Rocío es una estratega napoleónica de la tortura psicológica. Se ha doctorado en la materia de dar vuelta la tortilla. Paró en la esquina por la luz del semáforo. Esperaba a que cambie como si yo no existiera. Miraba hacia adelante, los autos pasaban. Se acercaba la hora de cenar. Miraba su teléfono. Se arreglaba el pelo meneando la cabeza. Buscaba algo en el bolso para no sacar nada de él, finalmente. ¿Qué mierda es lo que hace ahora? Me la quedé mirando un momento, creyendo que iba a tomarse un taxi, era ridículo porque si iba a venir a mi casa... Pero la creía capaz. Di media vuelta y empecé a caminar, no tenía energía para más retóricas, entonces gritoneó, prepotente, pretendiendo que no le importaba yo en absoluto: espérame en la estación si puedes, ¿vale? La miré. ¿En la estación? ¿En cuál estación, Rocío? Me miró un milisegundo, sin rebajarse. En la de tren, Marina, ya sabes, que me voy en tren, guapa.
Sí. Estando yo con el auto, habiendo venido supuestamente a hacerme compañía para amenizar la situación con mi Mare se fue caminando a tomar el tren. Eran como veinte cuadras hasta Retiro. Allá ella. Cruzó la avenida sin volver a mirarme. ¿Cómo iba a sacar el boleto si no tenía plata?, me pregunté casi instintivamente. Nunca me respondí. Caminé en dirección al auto, sentía los ojos pesados, la cabeza estúpida, boleada, el auto estaba a tres cuadras de ahí. La panza cada tanto se me ponía dura, cuando pensaba en mi mamá, en la operación. En que esta demente iba a pasar la noche en mi casa y no sabía cómo decirle que no quería que viniera. O viniese. ¿No quería? ¿O sí? Me vi sola tres días después, la mañana de la operación, en la sala de espera del quirófano. Horas y horas tortuosas de incertidumbre rodeada de ese olor a hospital que tanto me impresionaba. El momento en que se llevaban a Mare en la camilla, tapada y sin dientes, con esa cofia horrible que le ponen. Ella sonriendo. Vieja. Arrugada. Grisasea.

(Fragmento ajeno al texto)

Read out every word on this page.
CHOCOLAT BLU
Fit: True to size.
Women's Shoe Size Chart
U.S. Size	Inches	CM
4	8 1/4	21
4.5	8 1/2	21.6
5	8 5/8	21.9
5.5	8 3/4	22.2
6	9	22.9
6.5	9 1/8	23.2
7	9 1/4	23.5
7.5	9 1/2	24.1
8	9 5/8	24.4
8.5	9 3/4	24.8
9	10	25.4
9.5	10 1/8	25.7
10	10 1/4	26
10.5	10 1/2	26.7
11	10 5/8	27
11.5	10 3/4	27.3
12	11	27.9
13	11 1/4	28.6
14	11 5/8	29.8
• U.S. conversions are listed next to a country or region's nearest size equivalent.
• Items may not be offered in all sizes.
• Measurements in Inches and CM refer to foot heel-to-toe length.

Ella que solía cuidarme cuando era chiquita, o casi. Me cuidó digamos que hasta los diez, después se enfermó de los nervios y se invirtió la tortilla, empecé a cuidarla yo a ella pero era tácita la cosa, ella seguía siendo la madre y yo la hija, aunque la cuidara yo, ¿entendés, Loco? ¿Pedimos pizza de rúcula? Ya es un clásico nuestro. ¿Tenes guita? ¿O es cierto lo que dijo ABC? ¿Querés que te invite yo? (Sigue)
Continuará...
Un día quise dar con este periodista, empecé a buscarlo, la búsqueda se puso interesante, me senté a escribirla, en el capítulo 5 conseguí su teléfono, en el 14 me animé a llamarlo, en el 30 saqué pasaje (tenía que hacer avanzar la historia), en el 45 le llegó a Campanella justo cuando tenía que viajar, terminé trabajando con él. En el 76 arribé a Sevilla, en el 83 lo puse contra las cuerdas y la aventura continúa... (Vivir para escribirlo luego porque la realidad supera la ficción).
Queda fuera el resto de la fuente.